2) Poco después se dictó la Ley Orgánica 4/1981, de 1 de junio, de los Estados de Alarma, Excepción y Sitio: apenas tres meses más tarde del golpe de Tejero y en plena ofensiva del terrorismo etarra, para situarnos. Curiosamente, sus preceptos se identifican con letras. El Art. Primero se abre con una proclamación de orden general: la declaración de uno cualquiera de estos tres estados procederá “cuando circunstancias extraordinarias hiciesen imposible el mantenimiento de la normalidad mediante los poderes ordinarios de las Autoridades competentes”. Y siempre -punto de nuevo crucial- bajo el principio de temporalidad: apartado 3, manifestación en lo cronológico del sacrosanto principio de proporcionalidad.

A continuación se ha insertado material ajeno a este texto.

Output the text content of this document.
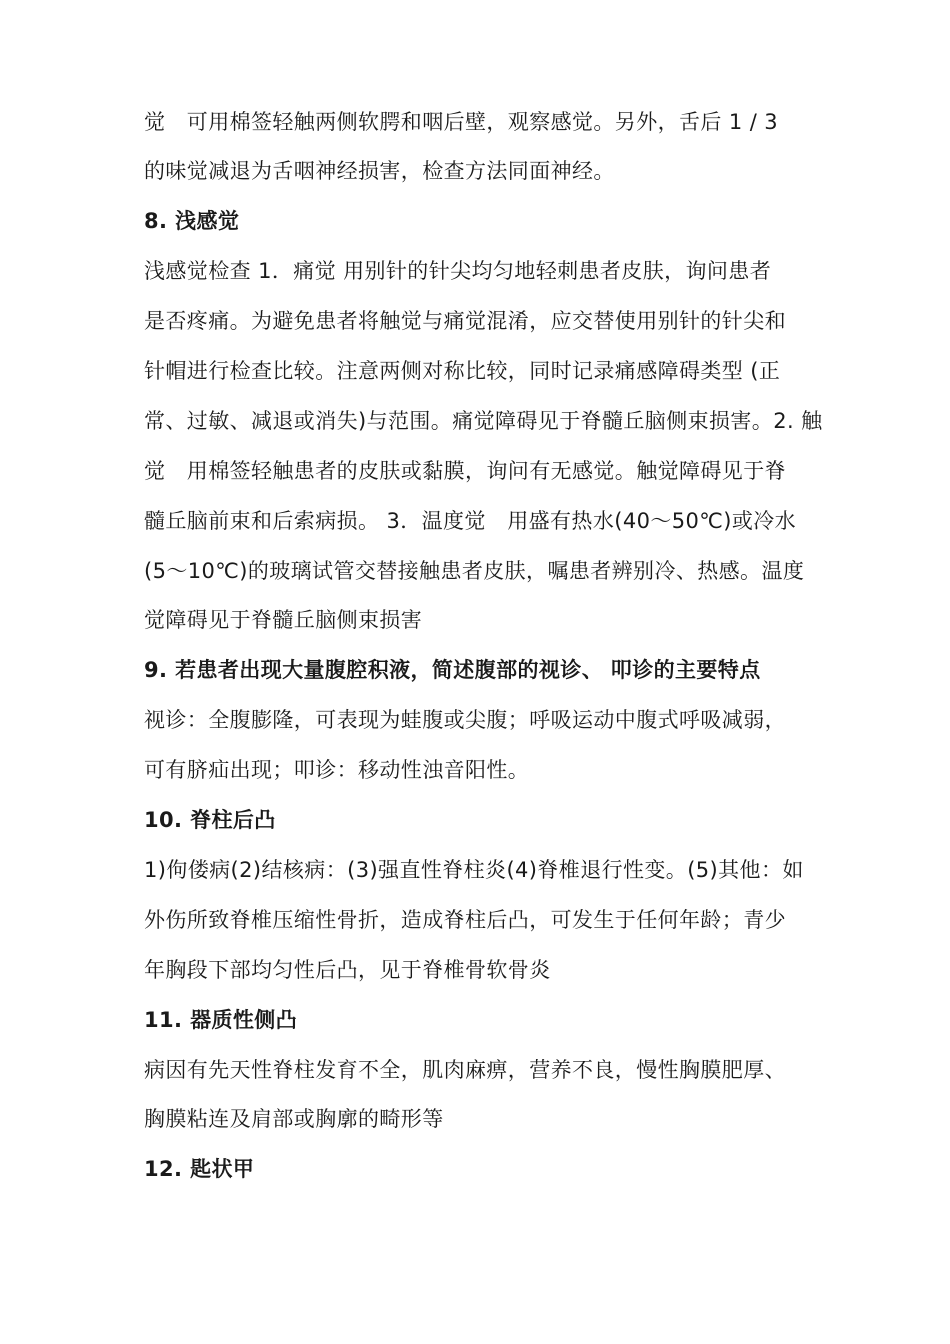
觉　可用棉签轻触两侧软腭和咽后壁，观察感觉。另外，舌后 1 / 3
的味觉减退为舌咽神经损害，检查方法同面神经。
8. 浅感觉
浅感觉检查 1．痛觉 用别针的针尖均匀地轻刺患者皮肤，询问患者
是否疼痛。为避免患者将触觉与痛觉混淆，应交替使用别针的针尖和
针帽进行检查比较。注意两侧对称比较，同时记录痛感障碍类型 (正
常、过敏、减退或消失)与范围。痛觉障碍见于脊髓丘脑侧束损害。2. 触
觉　用棉签轻触患者的皮肤或黏膜，询问有无感觉。触觉障碍见于脊
髓丘脑前束和后索病损。 3．温度觉　用盛有热水(40～50℃)或冷水
(5～10℃)的玻璃试管交替接触患者皮肤，嘱患者辨别冷、热感。温度
觉障碍见于脊髓丘脑侧束损害
9. 若患者出现大量腹腔积液，简述腹部的视诊、 叩诊的主要特点
视诊：全腹膨隆，可表现为蛙腹或尖腹；呼吸运动中腹式呼吸减弱，
可有脐疝出现；叩诊：移动性浊音阳性。
10. 脊柱后凸
1)佝偻病(2)结核病：(3)强直性脊柱炎(4)脊椎退行性变。(5)其他：如
外伤所致脊椎压缩性骨折，造成脊柱后凸，可发生于任何年龄；青少
年胸段下部均匀性后凸，见于脊椎骨软骨炎
11. 器质性侧凸
病因有先天性脊柱发育不全，肌肉麻痹，营养不良，慢性胸膜肥厚、
胸膜粘连及肩部或胸廓的畸形等
12. 匙状甲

El Art. cuarto enumera las “alteraciones graves de la normalidad” en las que puede declararse el estado de alarma. Entre ellas se encuentra precisamente la que consiste -b)- en crisis sanitarias, tales como epidemias y situaciones de contaminación graves”.

¿Con qué consecuencias? El Art. once es el primero que sabe que no pueden llegar a la suspensión de derechos, aunque sí se toma la licencia de abrir brecha en ellos: “el decreto de declaración del estado de alarma, o los sucesivos que durante su vigencia se dicten, podrán acordar” una serie de medidas, entre las que en primer lugar está -a)- la que consiste en “limitar la circulación o permanencia de personas o vehículos en horas o lugares determinados, o condicionarlos al cumplimiento de ciertos requisitos”. Nos hallamos en el radio del derecho fundamental del Art. 19 de la Constitución, que en la alarma no se podrá suspender, aunque sí, por lo que se ve ahora, limitar. La diferencia puede antojarse bizantina, pero lo cierto es que, el legislador, al pensar en las crisis sanitarias, les dispensó un trato en el que la tal suspensión no resultaba constitucionalmente posible.

Así pues, del estado de alarma sabemos -ahora sí- el cuándo (crisis sanitarias, tales como epidemias) y el qué(limitaciones o condicionamientos a la libertad de circulación, aunque sólo hasta donde sea indispensable), pero nos falta por ver qué autoridad, si Estado o CCAA, pude acordar esas limitaciones. El quién, en suma. La respuesta depende del dónde y la tenemos en el Art. séptimo: “A los efectos del estado de alarma la Autoridad competente será el Gobierno o, por delegación de este, el Presidente de la Comunidad Autónoma cuando la declaración afecte exclusivamente a todo o parte del territorio de una Comunidad”. En todos los demás casos -por ejemplo, una alarma para el norte de Huelva y el sur de Badajoz, con lo que se trata de dos Comunidades Autónomas-, la competencia queda en el Estado. En el Gobierno, en concreto, bajo el cual pasan a estar todas las autoridades: Arts. noveno y décimo.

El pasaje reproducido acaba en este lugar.